A confusion matrix is your basic display of results. This is for your training data.

# Confusion Matrix
from sklearn.metrics import confusion_matrix
y_train_pred = gridClf.predict(X_train)
print( "Confusion matrix: Training")
confusion_matrix(y_train, y_train_pred)
Confusion matrix: Training
array([[255, 149],
       [146, 250]])

This confusion matrix is for your test data.

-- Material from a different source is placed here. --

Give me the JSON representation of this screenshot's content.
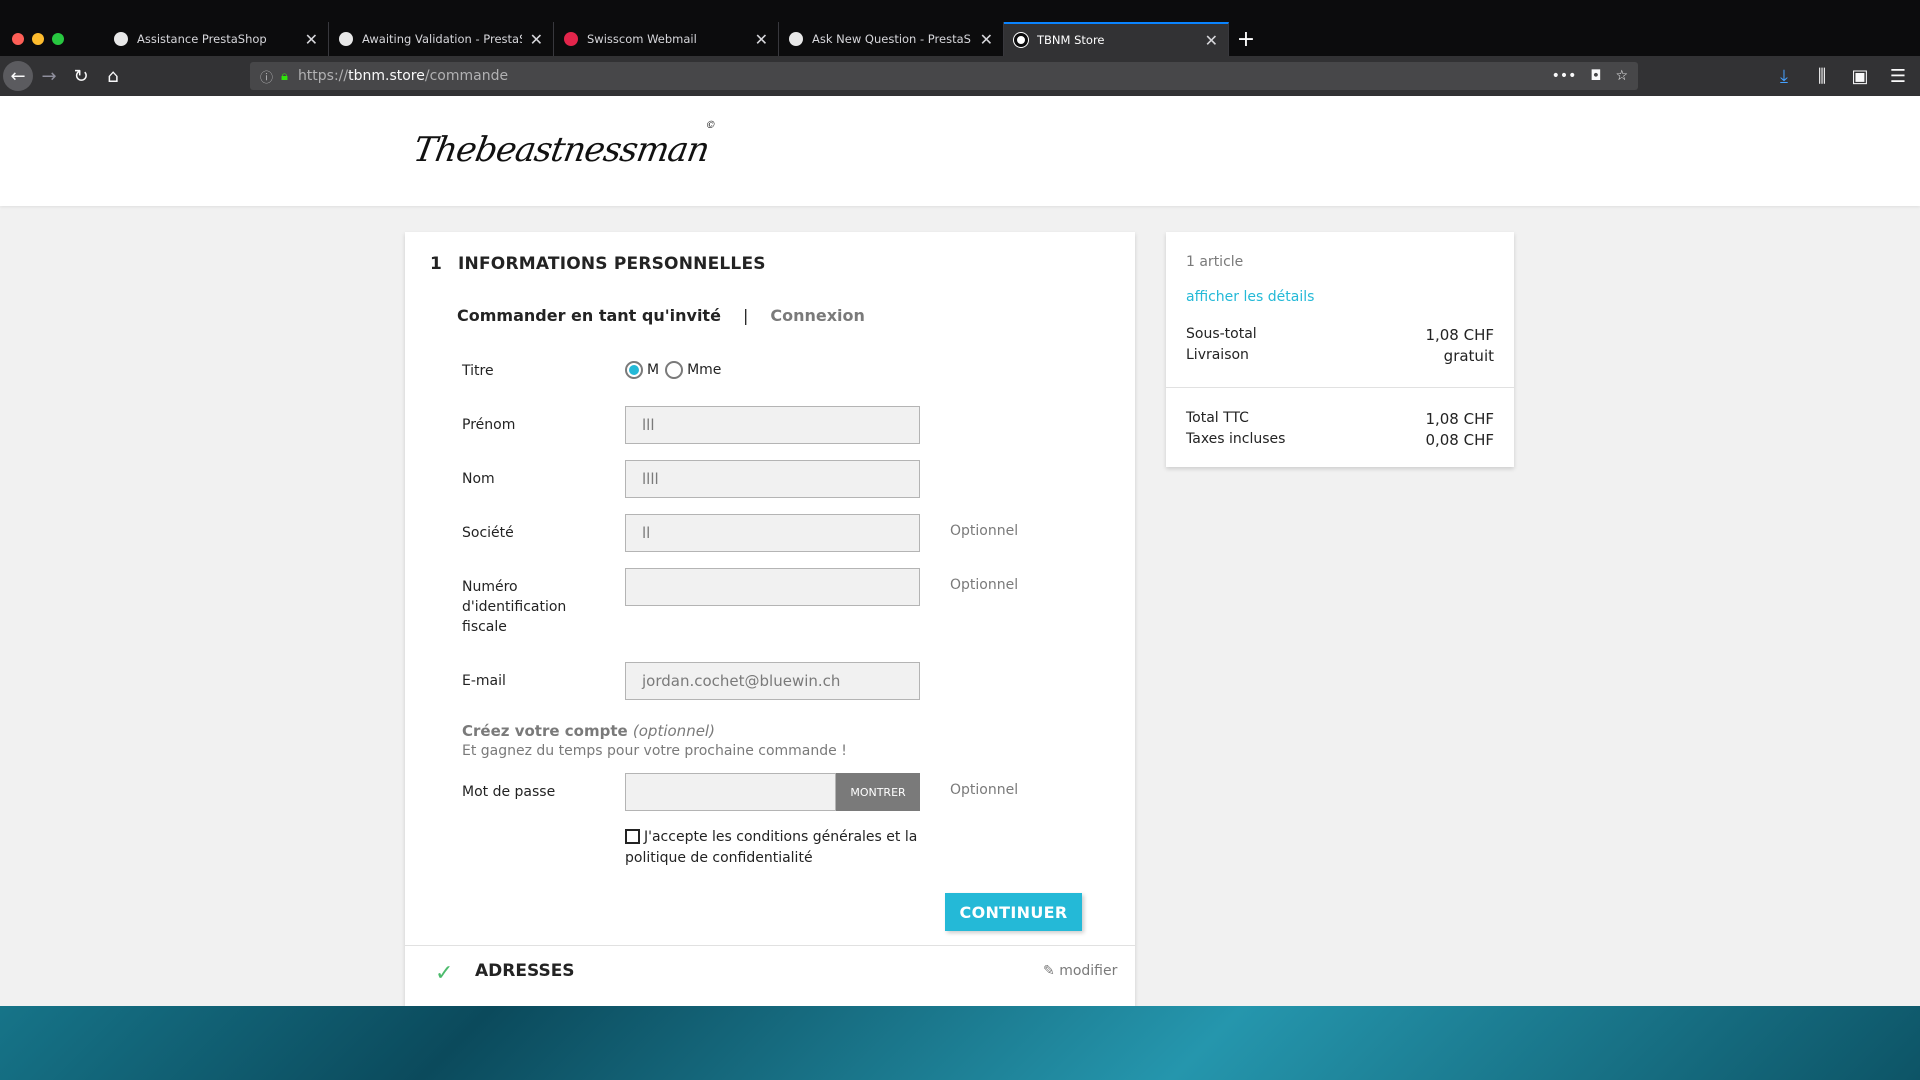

y_pred = gridClf.predict(X_test)
print( "Confusion matrix: Testing")
confusion_matrix(y_test, y_pred)
Confusion matrix: Testing
array([[51, 45],
       [52, 52]])

After getting a general feel for the situation, look at the specific performance metrics you set, at the beginning of your problem statement. Ensure you hold yourself to this standard and do not change the solutions’ needs based on current results. For a complete listing of performance metrics, view the sklearn docs.

# Testing

#predictions for outcome labels
#Predict class probabilities for X.  The predicted class probabilities of an input sample are computed as the mean predicted
#class probabilities of the trees in the forest. The class probability of a single tree is the fraction of samples of the same
#class in a leaf.
y_class_prob = gridClf.predict_proba(X_test)                # called   predict_proba(), for some classifiers
y_prob = np.asarray( [x[1] for x in y_class_prob], dtype=np.float32)
threshold = 0                                               # set threshold
y_some_digit_pred = (y_prob > threshold)
print( "Average training probability: %0.3f" % np.mean(y_prob) )

#roc auc
from sklearn.metrics import roc_auc_score
print( "Area Under ROC Curve: %0.3f" % roc_auc_score(y_test, y_prob) )
Average training probability: 0.484
Area Under ROC Curve: 0.492

A variety of different plots can be used to explore model and result performance. The ROC Curve is one of the most fundamental, but several others are of importance. Performance graphs are explained in the sklearn docs.

log_y_prob = gridClf.decision_function(X_test) 

from sklearn import metrics
import numpy as np
import matplotlib.pyplot as plt

#plt.figure(0).clf()

#LogisticRegression  
y_prob = log_y_prob
fpr, tpr, thresh = metrics.roc_curve(y_test, y_prob)
auc = metrics.roc_auc_score(y_test, y_prob)
plt.plot(fpr,tpr,label="logistic reg, auc="+str(auc))


plt.xlabel('False Positive Rate')
plt.ylabel('True Positive Rate')
plt.title('Receiver operating characteristic')
plt.legend(loc=0)
plt.show()

png

Deliver

Save the model for future use, especially if you just spent a large amount of time getting the algorithm to converge.

from sklearn.externals import joblib
import os

cwd = os.getcwd()
file_path = cwd+'/Data/project/Models/'

#save the model to disk
filename = file_path+'finalized_model.sav'
joblib.dump(gridClf, filename)

Implement the model within the necessary solution system.

#in deployment application...
#load the model from disk
loaded_model = joblib.load(filename)
result = loaded_model.score(X_test, Y_test)
print(result)

Conclusion

In this work, we provide an orthodox approach to the ML Process. We list the stages involved and the steps for each, and align these with more traditional modeling and analysis processes. Demo code runs through the basic ideas. This code can be modified in order to automate processing in a separate environment, such as a deployed service. The complete process can be generalized to many situations.